Ah, Stephen Morrissey, deeply-flawed genius...
What's the big deal? Well, besides the obvious NME-style 'achingly beautiful cathedrals of sound' etc., etc. he produced along with Johnny Marr, there's the very specific appeal of Morrissey's lyrics. They were unconventially intelligent for the time, incredibly black-humoured, bitingly witty and extremely passionate - and they distilled a strong sense of what it's like to feel uncomfortable in one's environment, in one's own skin. This obviously struck a pretty deep chord with those of us who, for whatever reason, found adolescence and young adulthood difficult or threatening. There was also the strong appeal of being part of a sort of outsider gang, with its own arcane language and cultural references (all defiantly but self-deprecatingly 'British').
The 'gay thing' has been extensively probed and analysed; it was extremely evident in Morrissey's Smiths lyrics (in a shifty, implicit manner which both appealled and tantalised) and became more pronounced in his subsequent solo work. 'Gay' is the wrong word: Morrissey's stuff is more homoerotic, at times merely homosocial. He's attracted to archetypically straight men, straight vaguely 'dangerous' men - teds, skinheads, bikers, 'ordinary boys' - and that, in some ways, is the whole tragedy of Morrissey. He appears attracted to men who project a violent (often stereotypically 'working class') glamour and simultaneously wants to be physically intimate with them but also to 'belong'. One suspects also that if any of his skinhead 'companions' actually did respond to him sexually, they'd become less desirable in his eyes. Morrissey himself, I think, projects an image which appeals, particularly, to men who are attracted to the company of men (and, especially, gangs of men) but wouldn't even begin to articulate this as 'gay'.

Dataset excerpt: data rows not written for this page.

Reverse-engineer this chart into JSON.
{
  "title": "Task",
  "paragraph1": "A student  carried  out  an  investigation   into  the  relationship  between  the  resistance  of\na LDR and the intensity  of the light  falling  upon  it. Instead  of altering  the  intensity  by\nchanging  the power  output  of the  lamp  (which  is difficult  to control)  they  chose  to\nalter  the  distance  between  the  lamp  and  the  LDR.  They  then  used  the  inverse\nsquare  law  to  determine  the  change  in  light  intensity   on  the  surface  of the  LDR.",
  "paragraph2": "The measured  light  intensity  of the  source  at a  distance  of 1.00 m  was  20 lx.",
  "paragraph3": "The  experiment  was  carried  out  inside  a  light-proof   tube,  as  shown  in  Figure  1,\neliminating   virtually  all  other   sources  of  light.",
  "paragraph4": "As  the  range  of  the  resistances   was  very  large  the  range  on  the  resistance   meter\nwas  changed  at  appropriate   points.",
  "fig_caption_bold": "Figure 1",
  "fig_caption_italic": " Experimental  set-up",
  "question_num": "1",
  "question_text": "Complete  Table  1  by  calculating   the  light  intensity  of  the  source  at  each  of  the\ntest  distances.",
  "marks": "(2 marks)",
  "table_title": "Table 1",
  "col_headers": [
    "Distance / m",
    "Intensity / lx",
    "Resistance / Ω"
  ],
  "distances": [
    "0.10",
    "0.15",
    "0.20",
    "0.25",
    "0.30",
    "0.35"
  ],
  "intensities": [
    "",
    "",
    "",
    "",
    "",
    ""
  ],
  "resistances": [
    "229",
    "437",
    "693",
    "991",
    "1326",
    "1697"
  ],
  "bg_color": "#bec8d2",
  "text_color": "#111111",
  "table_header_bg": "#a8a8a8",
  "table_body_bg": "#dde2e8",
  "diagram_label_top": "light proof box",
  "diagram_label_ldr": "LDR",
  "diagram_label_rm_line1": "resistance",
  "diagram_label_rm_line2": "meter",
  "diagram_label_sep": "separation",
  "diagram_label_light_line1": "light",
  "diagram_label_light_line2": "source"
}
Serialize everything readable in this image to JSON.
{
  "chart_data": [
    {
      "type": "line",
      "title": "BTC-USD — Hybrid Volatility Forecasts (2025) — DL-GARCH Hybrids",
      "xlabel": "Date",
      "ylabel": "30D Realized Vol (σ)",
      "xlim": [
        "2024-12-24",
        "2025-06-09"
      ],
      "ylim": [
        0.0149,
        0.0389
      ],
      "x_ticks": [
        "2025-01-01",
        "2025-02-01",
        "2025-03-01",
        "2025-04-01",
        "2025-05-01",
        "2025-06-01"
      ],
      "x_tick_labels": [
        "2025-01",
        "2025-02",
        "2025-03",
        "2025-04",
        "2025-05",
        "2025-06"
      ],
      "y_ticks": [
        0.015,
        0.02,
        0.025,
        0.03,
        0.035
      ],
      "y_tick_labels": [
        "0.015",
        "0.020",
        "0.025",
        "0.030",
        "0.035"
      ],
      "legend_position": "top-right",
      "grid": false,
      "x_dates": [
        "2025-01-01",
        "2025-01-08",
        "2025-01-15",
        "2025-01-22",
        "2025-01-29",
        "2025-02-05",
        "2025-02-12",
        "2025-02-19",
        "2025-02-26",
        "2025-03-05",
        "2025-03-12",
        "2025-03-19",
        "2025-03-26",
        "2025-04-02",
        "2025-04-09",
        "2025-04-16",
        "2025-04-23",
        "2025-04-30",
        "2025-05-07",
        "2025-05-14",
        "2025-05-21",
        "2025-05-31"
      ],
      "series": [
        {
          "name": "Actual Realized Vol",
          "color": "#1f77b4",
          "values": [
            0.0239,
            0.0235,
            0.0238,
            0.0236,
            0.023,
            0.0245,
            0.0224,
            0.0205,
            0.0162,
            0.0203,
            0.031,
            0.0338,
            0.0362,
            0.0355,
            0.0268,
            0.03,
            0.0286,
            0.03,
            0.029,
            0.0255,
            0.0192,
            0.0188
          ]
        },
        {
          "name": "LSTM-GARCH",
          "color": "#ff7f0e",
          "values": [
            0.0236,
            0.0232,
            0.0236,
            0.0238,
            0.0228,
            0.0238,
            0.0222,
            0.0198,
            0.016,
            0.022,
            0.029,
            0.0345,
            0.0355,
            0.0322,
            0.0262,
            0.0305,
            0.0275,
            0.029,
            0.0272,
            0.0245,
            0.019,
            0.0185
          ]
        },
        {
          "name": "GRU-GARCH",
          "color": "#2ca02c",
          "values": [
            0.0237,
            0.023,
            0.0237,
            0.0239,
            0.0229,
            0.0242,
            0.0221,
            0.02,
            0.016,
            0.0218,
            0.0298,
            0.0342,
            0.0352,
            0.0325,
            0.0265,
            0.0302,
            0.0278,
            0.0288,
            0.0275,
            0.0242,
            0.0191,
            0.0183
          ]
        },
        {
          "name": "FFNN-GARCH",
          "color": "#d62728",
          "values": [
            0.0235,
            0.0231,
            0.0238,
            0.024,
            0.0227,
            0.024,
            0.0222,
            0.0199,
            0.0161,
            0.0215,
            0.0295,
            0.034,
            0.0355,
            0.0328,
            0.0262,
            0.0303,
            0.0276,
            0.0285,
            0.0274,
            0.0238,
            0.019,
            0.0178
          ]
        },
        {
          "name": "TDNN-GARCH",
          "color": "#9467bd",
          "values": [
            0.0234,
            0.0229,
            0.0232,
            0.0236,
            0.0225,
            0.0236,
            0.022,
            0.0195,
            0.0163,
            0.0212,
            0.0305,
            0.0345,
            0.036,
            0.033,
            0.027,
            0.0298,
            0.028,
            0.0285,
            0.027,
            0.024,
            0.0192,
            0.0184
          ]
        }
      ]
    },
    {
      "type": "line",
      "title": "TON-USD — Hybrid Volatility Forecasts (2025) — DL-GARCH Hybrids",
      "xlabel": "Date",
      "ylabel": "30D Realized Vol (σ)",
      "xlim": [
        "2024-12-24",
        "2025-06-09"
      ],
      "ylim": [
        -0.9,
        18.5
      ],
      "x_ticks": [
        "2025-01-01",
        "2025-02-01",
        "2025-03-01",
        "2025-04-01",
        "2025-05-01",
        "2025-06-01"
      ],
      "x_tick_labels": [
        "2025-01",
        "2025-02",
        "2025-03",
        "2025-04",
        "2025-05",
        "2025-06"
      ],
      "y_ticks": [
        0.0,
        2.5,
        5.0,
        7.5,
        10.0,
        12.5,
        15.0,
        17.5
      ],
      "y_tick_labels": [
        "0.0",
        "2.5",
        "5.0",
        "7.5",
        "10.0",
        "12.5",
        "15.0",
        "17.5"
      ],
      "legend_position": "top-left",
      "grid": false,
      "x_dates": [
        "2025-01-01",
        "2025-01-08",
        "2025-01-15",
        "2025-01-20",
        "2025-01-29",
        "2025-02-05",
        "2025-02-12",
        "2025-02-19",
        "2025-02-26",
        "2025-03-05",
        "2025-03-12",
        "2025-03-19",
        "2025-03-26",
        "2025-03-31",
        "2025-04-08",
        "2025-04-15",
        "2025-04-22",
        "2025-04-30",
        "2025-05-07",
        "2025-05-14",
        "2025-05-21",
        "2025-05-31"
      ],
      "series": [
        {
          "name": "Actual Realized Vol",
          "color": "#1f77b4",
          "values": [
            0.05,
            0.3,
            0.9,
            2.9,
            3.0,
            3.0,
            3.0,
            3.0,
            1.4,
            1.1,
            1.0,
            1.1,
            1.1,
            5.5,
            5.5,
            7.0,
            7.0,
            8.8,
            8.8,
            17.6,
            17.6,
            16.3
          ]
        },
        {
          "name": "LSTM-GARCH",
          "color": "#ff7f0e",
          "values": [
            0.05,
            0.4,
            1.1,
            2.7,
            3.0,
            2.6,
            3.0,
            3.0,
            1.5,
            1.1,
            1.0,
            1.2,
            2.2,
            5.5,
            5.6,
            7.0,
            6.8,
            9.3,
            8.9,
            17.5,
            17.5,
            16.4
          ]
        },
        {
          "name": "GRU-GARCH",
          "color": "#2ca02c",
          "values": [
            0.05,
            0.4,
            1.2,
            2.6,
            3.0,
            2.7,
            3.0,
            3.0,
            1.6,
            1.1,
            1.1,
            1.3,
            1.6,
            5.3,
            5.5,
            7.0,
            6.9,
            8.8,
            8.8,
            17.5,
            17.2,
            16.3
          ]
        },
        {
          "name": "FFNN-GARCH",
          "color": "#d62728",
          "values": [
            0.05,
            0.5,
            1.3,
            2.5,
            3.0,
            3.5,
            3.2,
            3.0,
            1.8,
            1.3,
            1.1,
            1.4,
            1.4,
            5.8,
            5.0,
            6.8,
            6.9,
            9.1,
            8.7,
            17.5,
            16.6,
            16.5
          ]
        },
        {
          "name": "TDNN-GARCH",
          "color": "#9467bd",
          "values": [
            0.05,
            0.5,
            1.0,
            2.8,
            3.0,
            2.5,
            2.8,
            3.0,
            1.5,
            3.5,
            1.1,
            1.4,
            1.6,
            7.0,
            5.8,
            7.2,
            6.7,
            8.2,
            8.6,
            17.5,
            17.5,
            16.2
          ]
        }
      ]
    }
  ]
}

I've seen Morrissey live on three occasions. Each time, I counted around forty separate stage invasions (not including the inevitable 'scrum' at the end); of these, perhaps two or three each time were women. The atmosphere on each occasion was heady with testosterone, the 'butch', rather threatening appearance of many of his fans and the football-type chants made the whole experience surreal - but extremely sexy.
Why doesn't he 'come out'? Because to do so would destroy some fragile mystique ('mystique' isn't the right word, but it's the nearest I can come up with) in his music and his public persona. Also, as a(n almost certainly) gay man who's attracted to straight men, he taps into the whole Men Who Have Sex With Men (but don't identify as homosexual and would punch you for asking) thing - 'coming out' would alienate a large part of his fanbase and, perhaps more importantly to Morrissey, jeopardise his chances of ever getting off with another skinhead pipe-fitter...
That's some of it, I guess, Margin. As a phenomenon, it's not exclusively male, homoerotic or British, but those are the elements which pulled (and still pull) most strongly at me, personally.